Tout a commencé par un message aussi clair que mystérieux, reçu le 3 avril 2015 par Bastian Obermayer alors qu'il est en visite chez ses parents: «Hello. Ici John Doe. Intéressé par des données? Je les partage volontiers.»

«Mes enfants n'arrêtaient pas de vomir, ce jour-là. Ma femme n'était pas bien non plus. Inutile de dire que je n'avais pas vraiment la tête à travailler, raconte en rigolant le trentenaire. Mais j'ai été interpellé par le côté très direct, focalisé, de ce John Doe. Cette personne n'avait pas écrit un message s'étirant sur plusieurs pages, ni utilisé des lettres majuscules pour tenter de me convaincre de l'importance de son message. J'ai donc décidé de lui répondre que j'étais en effet intéressé, entre autres parce qu'on ne sait jamais combien d'autres journalistes ont été approchés de la même manière et que je m'en serais voulu si un scoop me passait ainsi sous le nez.»

Le journaliste du Süddeutsche Zeitung (SZ) était évidemment bien loin de se douter que plus d'un an plus tard, il serait toujours en train de prospecter les millions de documents coulés par celui ou celle se cachant derrière John Doe. Dont son collègue Frederik Obermaier et lui ont rapidement établi la fiabilité à défaut de son identité (John Doe demeure à ce jour anonyme), à partir des nombreuses données fournies par leur source et qu'ils ont pu recouper avec d'autres documents légaux pour les authentifier.
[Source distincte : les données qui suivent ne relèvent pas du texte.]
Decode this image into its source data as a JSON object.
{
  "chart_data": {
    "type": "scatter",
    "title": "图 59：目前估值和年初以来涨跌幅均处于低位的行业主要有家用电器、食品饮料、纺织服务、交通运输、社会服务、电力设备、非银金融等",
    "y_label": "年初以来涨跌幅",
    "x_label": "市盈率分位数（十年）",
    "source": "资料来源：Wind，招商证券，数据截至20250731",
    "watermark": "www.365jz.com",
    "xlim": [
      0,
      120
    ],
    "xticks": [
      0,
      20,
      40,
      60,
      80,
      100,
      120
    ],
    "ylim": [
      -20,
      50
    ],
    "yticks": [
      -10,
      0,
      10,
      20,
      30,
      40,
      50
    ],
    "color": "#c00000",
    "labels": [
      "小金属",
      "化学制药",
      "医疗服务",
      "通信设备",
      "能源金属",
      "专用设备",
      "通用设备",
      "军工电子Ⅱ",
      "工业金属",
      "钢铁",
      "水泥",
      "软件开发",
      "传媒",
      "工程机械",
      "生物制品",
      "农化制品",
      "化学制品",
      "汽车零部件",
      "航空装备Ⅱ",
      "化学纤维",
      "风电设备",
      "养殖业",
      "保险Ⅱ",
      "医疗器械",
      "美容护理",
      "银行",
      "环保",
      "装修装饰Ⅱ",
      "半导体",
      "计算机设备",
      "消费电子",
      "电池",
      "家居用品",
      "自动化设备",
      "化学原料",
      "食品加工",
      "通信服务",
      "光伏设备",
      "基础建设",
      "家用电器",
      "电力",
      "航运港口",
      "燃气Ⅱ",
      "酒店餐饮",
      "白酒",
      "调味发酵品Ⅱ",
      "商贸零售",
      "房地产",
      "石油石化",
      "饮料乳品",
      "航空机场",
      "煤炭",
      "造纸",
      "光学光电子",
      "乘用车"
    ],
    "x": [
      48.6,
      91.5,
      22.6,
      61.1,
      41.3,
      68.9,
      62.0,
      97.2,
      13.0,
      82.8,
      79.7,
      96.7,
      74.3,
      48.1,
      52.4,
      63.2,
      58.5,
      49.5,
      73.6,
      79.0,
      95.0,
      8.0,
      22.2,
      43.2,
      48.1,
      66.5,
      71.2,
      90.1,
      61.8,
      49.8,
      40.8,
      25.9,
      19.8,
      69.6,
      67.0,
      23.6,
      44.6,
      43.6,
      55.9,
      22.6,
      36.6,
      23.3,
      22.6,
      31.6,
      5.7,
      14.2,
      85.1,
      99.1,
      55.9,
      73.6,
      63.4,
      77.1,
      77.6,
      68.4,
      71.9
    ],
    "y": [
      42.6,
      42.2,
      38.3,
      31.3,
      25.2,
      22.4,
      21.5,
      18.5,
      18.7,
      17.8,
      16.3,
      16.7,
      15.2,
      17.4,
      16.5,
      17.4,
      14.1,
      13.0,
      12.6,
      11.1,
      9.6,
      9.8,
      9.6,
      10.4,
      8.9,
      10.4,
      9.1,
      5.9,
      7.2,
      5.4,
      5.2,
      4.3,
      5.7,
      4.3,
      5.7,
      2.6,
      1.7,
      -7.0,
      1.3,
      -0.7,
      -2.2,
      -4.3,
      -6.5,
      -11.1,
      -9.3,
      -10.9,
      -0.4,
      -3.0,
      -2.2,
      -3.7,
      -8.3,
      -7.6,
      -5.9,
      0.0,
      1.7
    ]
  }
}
«Je sais que John Doe a tendu la perche à de grands journaux, qui n'ont jamais donné suite à son message, avant de me contacter. Pourquoi moi? Peut-être parce que le Süddeutsche Zeitung avait entre autres participé aux Lux Leaks [Lux pour Luxembourg, NDLA]. Et puis, l'un des fondateurs de la firme Mossack Fonseca étant originaire de chez nous, il y avait quelque chose de logique dans la démarche de John Doe: un journaliste allemand était plus susceptible d'être intéressé à creuser l'histoire», fait valoir Bastian Obermayer.

Au fur et à mesure que les données parvenaient au SZ, les pistes à suivre se sont multipliées par 10, par 100, par 1000, par 10 000.
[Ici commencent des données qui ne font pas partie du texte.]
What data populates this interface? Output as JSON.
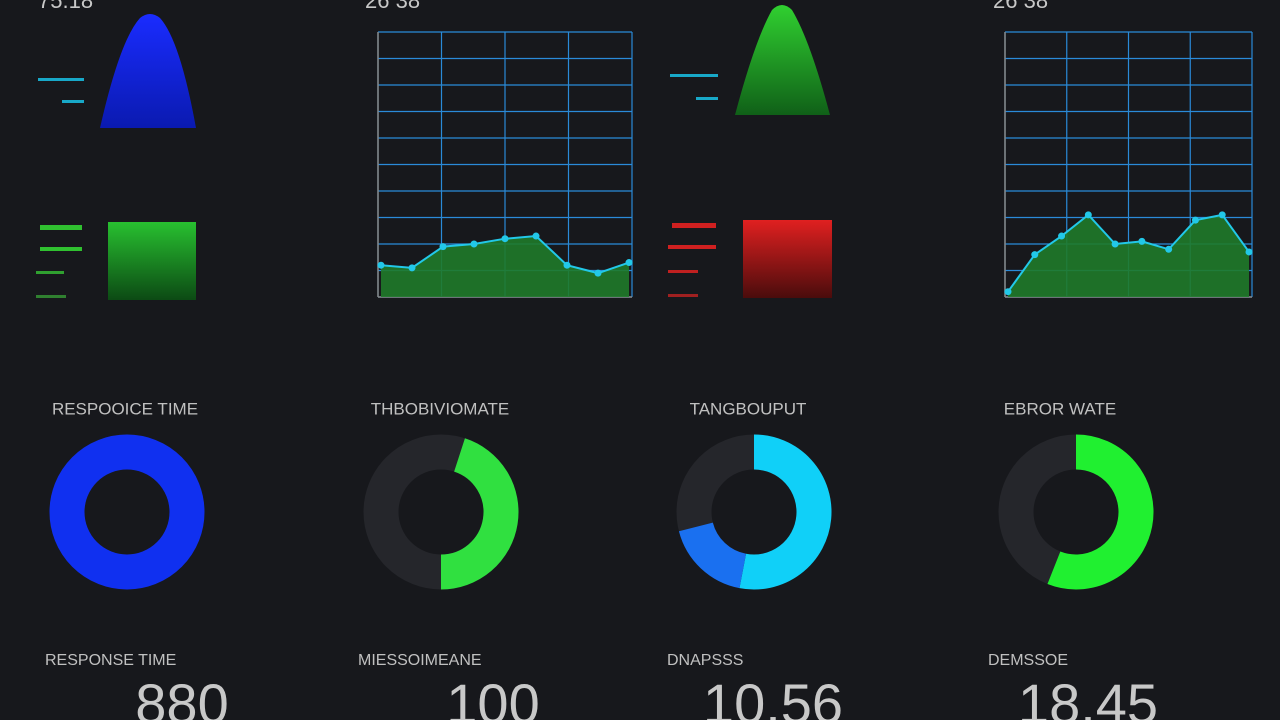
{
  "top_values": [
    "75.18",
    "26 38",
    "26 38"
  ],
  "line_charts": [
    {
      "type": "line",
      "ylim": [
        0,
        10
      ],
      "values": [
        1.2,
        1.1,
        1.9,
        2.0,
        2.2,
        2.3,
        1.2,
        0.9,
        1.3
      ],
      "color": "#22c8e8",
      "fill": "#1f7a2a"
    },
    {
      "type": "line",
      "ylim": [
        0,
        10
      ],
      "values": [
        0.2,
        1.6,
        2.3,
        3.1,
        2.0,
        2.1,
        1.8,
        2.9,
        3.1,
        1.7
      ],
      "color": "#22c8e8",
      "fill": "#1f7a2a"
    }
  ],
  "gauges": [
    {
      "title": "RESPOOICE TIME",
      "segments": [
        {
          "value": 100,
          "color": "#1030f0"
        }
      ]
    },
    {
      "title": "THBOBIVIOMATE",
      "segments": [
        {
          "value": 45,
          "color": "#30e040"
        }
      ]
    },
    {
      "title": "TANGBOUPUT",
      "segments": [
        {
          "value": 53,
          "color": "#10d0f8"
        },
        {
          "value": 18,
          "color": "#1a70f0"
        }
      ]
    },
    {
      "title": "EBROR WATE",
      "segments": [
        {
          "value": 56,
          "color": "#20f030"
        }
      ]
    }
  ],
  "stats": [
    {
      "label": "RESPONSE TIME",
      "value": "880"
    },
    {
      "label": "MIESSOIMEANE",
      "value": "100"
    },
    {
      "label": "DNAPSSS",
      "value": "10.56"
    },
    {
      "label": "DEMSSOE",
      "value": "18.45"
    }
  ]
}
«Mais nous n'avons vraiment compris que nous tenions quelque chose de très, très gros que lorsque nous avons trouvé le nom du meilleur ami de Poutine, [le violoncelliste] Sergueï Roldouguine, dans les documents. Ce même Roldouguine qui avait notamment déclaré, dans une entrevue accordée au New York Times en 2014, qu'il était loin d'avoir des millions en banque!»

Et pourtant, le musicien servait déjà de prête-nom à son «meilleur ami», aussi père de sa filleule et président de la Russie...

L'union fait la force

Lorsque que Frederik Obermaier et lui ont aussi compris l'ampleur de la tâche et du nombre de manchettes potentielles dans plusieurs pays, ils ont fait ce que Bastian Obermayer avait promis à John Doe: trouvé d'autres journalistes intéressés à fouiller le tout avec eux. Il se sont alors tourné vers le Consortium international pour le journalisme d'investigation (CIJI) pour partager les données et obtenir de l'aide. Le projet a hérité de son propre nom de code: Prometheus.

«Nous ne pouvions garder tout ça pour nous. Il y avait non seulement trop de documents à éplucher, mais surtout des filons dont seuls des collègues des pays touchés pouvaient bien apprécier toute l'importance. Ils avaient surtout l'avantage de déjà connaître la plupart des dossiers et intervenants bien mieux que nous», explique M. Obermayer.

Ce dernier ne cache pas qu'à certains moments «surréalistes», il a éprouvé la curieuse impression d'«être comme dans un film d'espionnage».

«Rien ne nous prépare à ça, quand on choisit de devenir journaliste. Il y a certes quelque chose d'euphorisant à participer à une enquête d'une telle envergure, dont on sait qu'elle aura des impacts concrets sur les plans politique et économique. En même temps, on s'inquiète pour la sécurité de notre source, de nos proches, de nos collègues qui, dans d'autres pays, n'ont pas la chance de pratiquer le métier dans les mêmes conditions que nous», évoque l'Allemand de 38 ans.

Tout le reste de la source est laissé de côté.